Y le contó que se llamaba Eduardo y que llevaba cosa de seis horas paralizado, balanceándose en su arnés: había presenciado la muerte y la resurrección de veinte jovencitas angelicales.
—Magro, no seré yo quien le enmiende la plana, es usted una institución viva en nuestro departamento –la voz del jefe de homicidios sonaba respetuosa al otro lado de la línea telefónica–. Sin embargo, debo reconvenirlo por semejante error inexplicable. ¡Por la Virgen del Perpetuo Socorro, vamos a ser la comidilla de las comisarías de todos los distritos!
—Le aseguro, señor, que... –nuestro detective intentó exponer la fascinante inverosimilitud del asunto.
—¡No me venga con seguridades! Lo único cierto es que esta misma tarde voy a tener que hacer una visita de descargo al Consejero de Letras Mayores. ¿Sospecha usted en qué casa se ha metido a husmear sin motivo ni jurisdicción?
—Permítame que le corrija: me autorizaba cabalmente a entrar una veintena de cadáveres de jóvenes medio desnudas yaciendo por el parqué.
—¿Una veintena de qué? ¡Por la Madre de los Desamparados, no había nada! ¡Un piso lujoso, más limpio que una patena, que encima ha resultado ser el estudio de la señorita Ascensión, muy ilustre hija del Consejero y aclamada escritora de nuestra literatura nacional!
—¿Goza ella de alguna especie de inmunidad parlamentaria por consanguinidad?
—¡Por Nuestra Señora de las Angustias, no se las dé de listo conmigo, bien sabe que eso no existe!
—Pues entonces va a tener que responder ante la ley, como testigo, cómplice o culpable, eso ya se verá, del homicidio múltiple que ha tenido lugar en su propiedad –concluyó Magro sin alterarse.
—Comisario, está usted fuera del caso, o del no caso, o de lo que sea esto que nos ocupa.
—Discrepo, señor.
—¡Por Santa María de las Desgracias, me importa un comino su discrepancia! –A esas alturas su torpe diplomacia inicial se había transformado en un bramido de desesperación–: Márchese de la finca de inmediato.
—Todavía tengo cuestiones oficiales que resolver en el despacho del notario...
—¡Pues resuélvalas deprisa y salga de ahí, por la cuentas del rosario de la Hija de Santa Ana! –Y colgó, enajenado de rabia y empachado de advocaciones marianas.

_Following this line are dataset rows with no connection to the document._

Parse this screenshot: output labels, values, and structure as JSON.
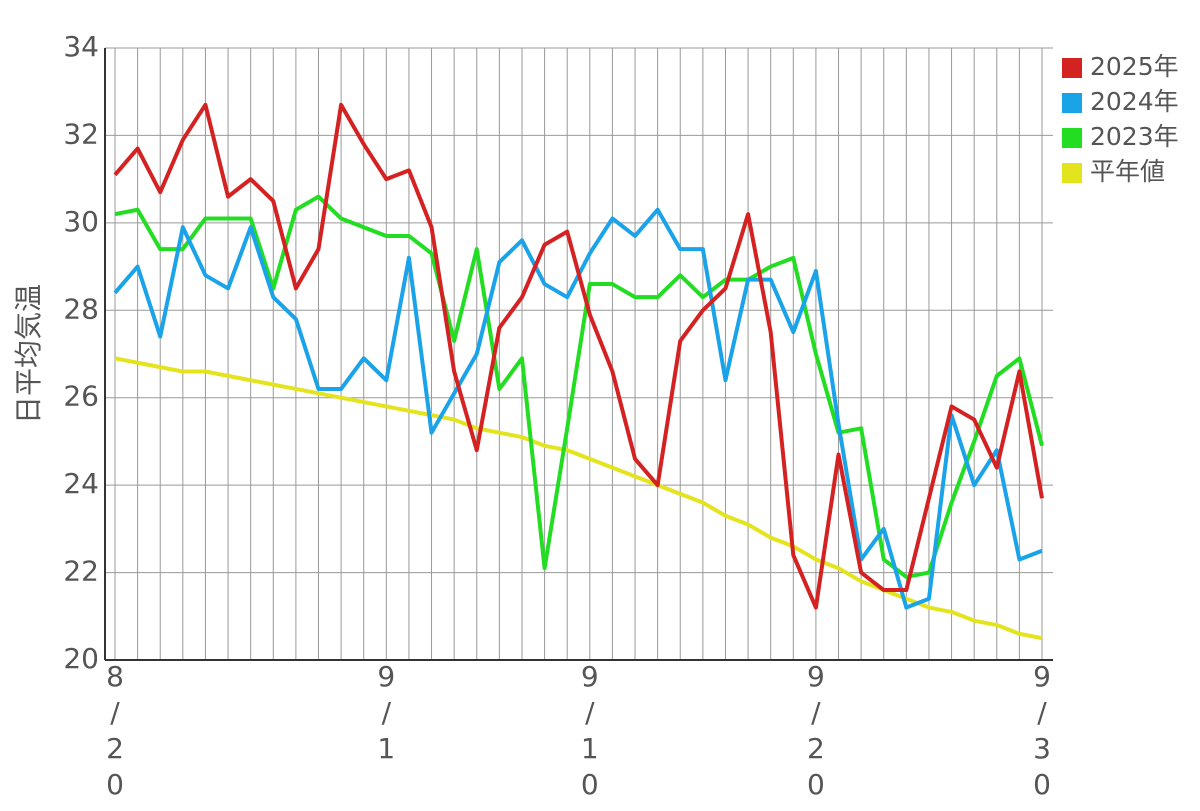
{
  "chart_data": {
    "type": "line",
    "y_label": "日平均気温",
    "categories": [
      "8/20",
      null,
      null,
      null,
      null,
      null,
      null,
      null,
      null,
      null,
      null,
      null,
      "9/1",
      null,
      null,
      null,
      null,
      null,
      null,
      null,
      null,
      "9/10",
      null,
      null,
      null,
      null,
      null,
      null,
      null,
      null,
      null,
      "9/20",
      null,
      null,
      null,
      null,
      null,
      null,
      null,
      null,
      null,
      "9/30"
    ],
    "series": [
      {
        "name": "2025年",
        "color": "#d42222",
        "values": [
          31.1,
          31.7,
          30.7,
          31.9,
          32.7,
          30.6,
          31.0,
          30.5,
          28.5,
          29.4,
          32.7,
          31.8,
          31.0,
          31.2,
          29.9,
          26.6,
          24.8,
          27.6,
          28.3,
          29.5,
          29.8,
          27.9,
          26.6,
          24.6,
          24.0,
          27.3,
          28.0,
          28.5,
          30.2,
          27.5,
          22.4,
          21.2,
          24.7,
          22.0,
          21.6,
          21.6,
          23.7,
          25.8,
          25.5,
          24.4,
          26.6,
          23.7
        ]
      },
      {
        "name": "2024年",
        "color": "#1aa3e8",
        "values": [
          28.4,
          29.0,
          27.4,
          29.9,
          28.8,
          28.5,
          29.9,
          28.3,
          27.8,
          26.2,
          26.2,
          26.9,
          26.4,
          29.2,
          25.2,
          26.1,
          27.0,
          29.1,
          29.6,
          28.6,
          28.3,
          29.3,
          30.1,
          29.7,
          30.3,
          29.4,
          29.4,
          26.4,
          28.7,
          28.7,
          27.5,
          28.9,
          25.4,
          22.3,
          23.0,
          21.2,
          21.4,
          25.6,
          24.0,
          24.8,
          22.3,
          22.5
        ]
      },
      {
        "name": "2023年",
        "color": "#22dd22",
        "values": [
          30.2,
          30.3,
          29.4,
          29.4,
          30.1,
          30.1,
          30.1,
          28.5,
          30.3,
          30.6,
          30.1,
          29.9,
          29.7,
          29.7,
          29.3,
          27.3,
          29.4,
          26.2,
          26.9,
          22.1,
          25.3,
          28.6,
          28.6,
          28.3,
          28.3,
          28.8,
          28.3,
          28.7,
          28.7,
          29.0,
          29.2,
          27.0,
          25.2,
          25.3,
          22.3,
          21.9,
          22.0,
          23.6,
          25.0,
          26.5,
          26.9,
          24.9
        ]
      },
      {
        "name": "平年値",
        "color": "#e4e41e",
        "values": [
          26.9,
          26.8,
          26.7,
          26.6,
          26.6,
          26.5,
          26.4,
          26.3,
          26.2,
          26.1,
          26.0,
          25.9,
          25.8,
          25.7,
          25.6,
          25.5,
          25.3,
          25.2,
          25.1,
          24.9,
          24.8,
          24.6,
          24.4,
          24.2,
          24.0,
          23.8,
          23.6,
          23.3,
          23.1,
          22.8,
          22.6,
          22.3,
          22.1,
          21.8,
          21.6,
          21.4,
          21.2,
          21.1,
          20.9,
          20.8,
          20.6,
          20.5
        ]
      }
    ],
    "ylim": [
      20,
      34
    ],
    "yticks": [
      20,
      22,
      24,
      26,
      28,
      30,
      32,
      34
    ],
    "grid": true,
    "legend": "top-right"
  }
}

Las digestiones de Julio Magro, en cambio, resistían carnicerías criminales. Se enorgullecía íntimamente de su temple estomacal. ¿Cómo iban a perturbarlo los grititos beatos de un superior? Había visto con total claridad los cuerpos inertes de veinte adolescentes de largos cabellos, apenas vestidas con ligeras túnicas de gasa, cubriendo el suelo del enorme vestíbulo. Había olido su podredumbre incipiente. Así que poco le inquietaba que de algún modo se hubiesen evaporado en los no más de quince minutos que tardaron en personarse allí los refuerzos. Cuanto más insólito le parecía, más le estimulaba aquel misterio.
Mientras se adentraba de nuevo en el piso reluciente y muy perfumado de la señorita Ascensión Hija De, advirtió que alguien lo miraba desde detrás de la ventana. Suspendido de una cuerda, provisto de esponjas y bayetas, el limpiacristales permanecía atónito e inmóvil.
—¿No prefiere usted pasar? Descanse un poco, buen hombre –lo invitó el sabueso abriéndole el batiente de una de las coloridas vidrieras.
—No se va a creer lo que acabo de ver...
—Cuénteme, cuénteme.
Y le contó que se llamaba Eduardo y que llevaba cosa de seis horas paralizado, balanceándose en su arnés: había presenciado la muerte y la resurrección de veinte jovencitas angelicales.